Compare the two algorithms' performance and behavior. Is the performance
sensitive to the setting of the parameter in each of them? Do they perform
similarly or differently? When optimally tuned, which method gives the best
performance?
- [15 points] In both retrieval formulas, we intend to penalize long
documents. To avoid over-penalizing a long document, we may expect any
reasonable retrieval formula to satisfy the following length normalization
constraint: If we duplicate a document to obtain a new document that is twice
as long as the original one, the score of the new document w.r.t. the query
should be no less than the score of the original document. Formally, let
c(w,d) be the counts of word w in document d. Our constraint is: given any two
documents d1 and d2, if for any word w, c(w,d2)=2*c(w,d1) (thus d2 is twice as
long as d1), then we require that the score of d2 w.r.t. any query should be
at least as high as the score of d1 w.r.t. the same query. Check both
retrieval formulas you implemented to see if they satisfy this constraint
unconditionally. If not, can they satisfy the constraint for some values of
the parameter? Is there any relation between this constraint and the empirical
performance of the corresponding retrieval formula?

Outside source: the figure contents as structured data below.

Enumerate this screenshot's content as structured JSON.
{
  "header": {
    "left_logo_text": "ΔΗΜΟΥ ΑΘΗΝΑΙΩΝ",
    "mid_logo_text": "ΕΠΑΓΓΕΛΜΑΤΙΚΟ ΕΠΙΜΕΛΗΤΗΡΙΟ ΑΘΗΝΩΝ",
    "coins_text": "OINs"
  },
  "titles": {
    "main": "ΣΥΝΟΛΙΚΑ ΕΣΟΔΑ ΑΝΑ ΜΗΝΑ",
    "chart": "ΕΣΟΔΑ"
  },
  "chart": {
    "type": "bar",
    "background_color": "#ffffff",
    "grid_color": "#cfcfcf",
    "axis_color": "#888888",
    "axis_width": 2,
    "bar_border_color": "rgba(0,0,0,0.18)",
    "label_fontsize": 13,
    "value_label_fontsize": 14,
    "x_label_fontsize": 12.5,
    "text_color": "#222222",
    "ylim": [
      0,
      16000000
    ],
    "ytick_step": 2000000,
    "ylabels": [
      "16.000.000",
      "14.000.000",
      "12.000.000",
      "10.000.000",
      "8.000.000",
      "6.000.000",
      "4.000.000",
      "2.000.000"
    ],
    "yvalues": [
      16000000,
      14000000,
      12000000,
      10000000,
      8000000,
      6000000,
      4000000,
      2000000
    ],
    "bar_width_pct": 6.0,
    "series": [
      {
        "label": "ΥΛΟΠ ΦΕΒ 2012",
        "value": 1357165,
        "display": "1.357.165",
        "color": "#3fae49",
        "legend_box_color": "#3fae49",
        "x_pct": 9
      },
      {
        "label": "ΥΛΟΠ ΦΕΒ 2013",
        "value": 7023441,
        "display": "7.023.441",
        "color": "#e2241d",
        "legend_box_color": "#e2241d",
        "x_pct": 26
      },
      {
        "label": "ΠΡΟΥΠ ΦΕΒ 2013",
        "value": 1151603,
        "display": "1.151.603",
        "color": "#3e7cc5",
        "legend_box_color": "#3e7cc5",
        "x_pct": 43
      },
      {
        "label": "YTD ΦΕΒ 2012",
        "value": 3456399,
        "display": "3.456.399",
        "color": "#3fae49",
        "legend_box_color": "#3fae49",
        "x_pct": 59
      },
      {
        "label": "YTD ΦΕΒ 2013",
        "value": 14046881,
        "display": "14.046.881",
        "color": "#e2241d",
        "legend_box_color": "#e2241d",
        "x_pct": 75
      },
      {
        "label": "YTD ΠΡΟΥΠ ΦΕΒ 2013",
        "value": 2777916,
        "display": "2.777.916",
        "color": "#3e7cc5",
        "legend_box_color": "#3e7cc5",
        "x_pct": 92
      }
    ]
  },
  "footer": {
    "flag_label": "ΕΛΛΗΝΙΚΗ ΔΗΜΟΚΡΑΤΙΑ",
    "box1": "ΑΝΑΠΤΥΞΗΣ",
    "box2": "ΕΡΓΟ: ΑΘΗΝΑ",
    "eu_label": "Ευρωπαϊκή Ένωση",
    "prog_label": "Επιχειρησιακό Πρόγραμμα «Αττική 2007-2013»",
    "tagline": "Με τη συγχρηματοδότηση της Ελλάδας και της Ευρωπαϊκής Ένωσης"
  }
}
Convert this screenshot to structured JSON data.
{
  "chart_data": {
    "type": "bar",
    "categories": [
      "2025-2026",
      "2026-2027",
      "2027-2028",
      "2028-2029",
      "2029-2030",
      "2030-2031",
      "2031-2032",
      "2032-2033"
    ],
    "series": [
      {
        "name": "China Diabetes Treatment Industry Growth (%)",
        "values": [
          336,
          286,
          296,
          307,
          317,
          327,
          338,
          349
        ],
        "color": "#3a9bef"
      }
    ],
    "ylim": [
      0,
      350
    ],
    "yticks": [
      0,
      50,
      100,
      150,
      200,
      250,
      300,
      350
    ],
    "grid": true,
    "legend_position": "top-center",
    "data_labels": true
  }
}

- [15 points] Can you think of any way to further improve the performance
for either of the two methods? Try some of the following ideas, or, better,
any idea of your own.
- Alternative TF-IDF formulas: E.g., a different way of normalizing
document TF; a different IDF formula (e.g., log(N/n),where N is the total
counts of all words in the collection, and n is the total counts of a
particular word); a different way of achieving document length
normalization. Read [Fang & Zhai 05]
for other effective retrieval functions and read
[Zobel & Moffat 98] for many different ways of doing TF-IDF weighting.
- Alternative indexing units:
E.g., remove some stop words in the source file, or remove tokens that are
clearly noise. Group a word pair that occurs frequently as one single
phrase. Or use ltchunk from assignment one to identify noun phrases
and then indexing both noun phrases and single component words.
Describe the ideas that you tried and how they work.
What to turn in
A. Please turn in a hardcopy of your written answers at the class.
B. Please pack all the following files into one single zip file or tar file,
name it as "assign2-YOURNETID", then submit the package to our TA, Maryam
Karimzadehgan by email (maryamcs410@gmail.com)
- Your complete code (i.e.,RetrievalEval.cpp): If you have a separate file
for each retrieval method, then include all the files. In general, include any
code that you have modified.
- Three retrieval results, i.e., ranked list of document IDs with scores as
generated by "RetrievalEval.cpp" (NOT the precision/recall files
generated by "ireval.pl"!) : (1) Result for pivoted normalization (s=0.2); (2)
Result for Okapi (k1=1.2, b=0.75, k3=1000); (3) The best result you have ever
got with any method explored in this assignment.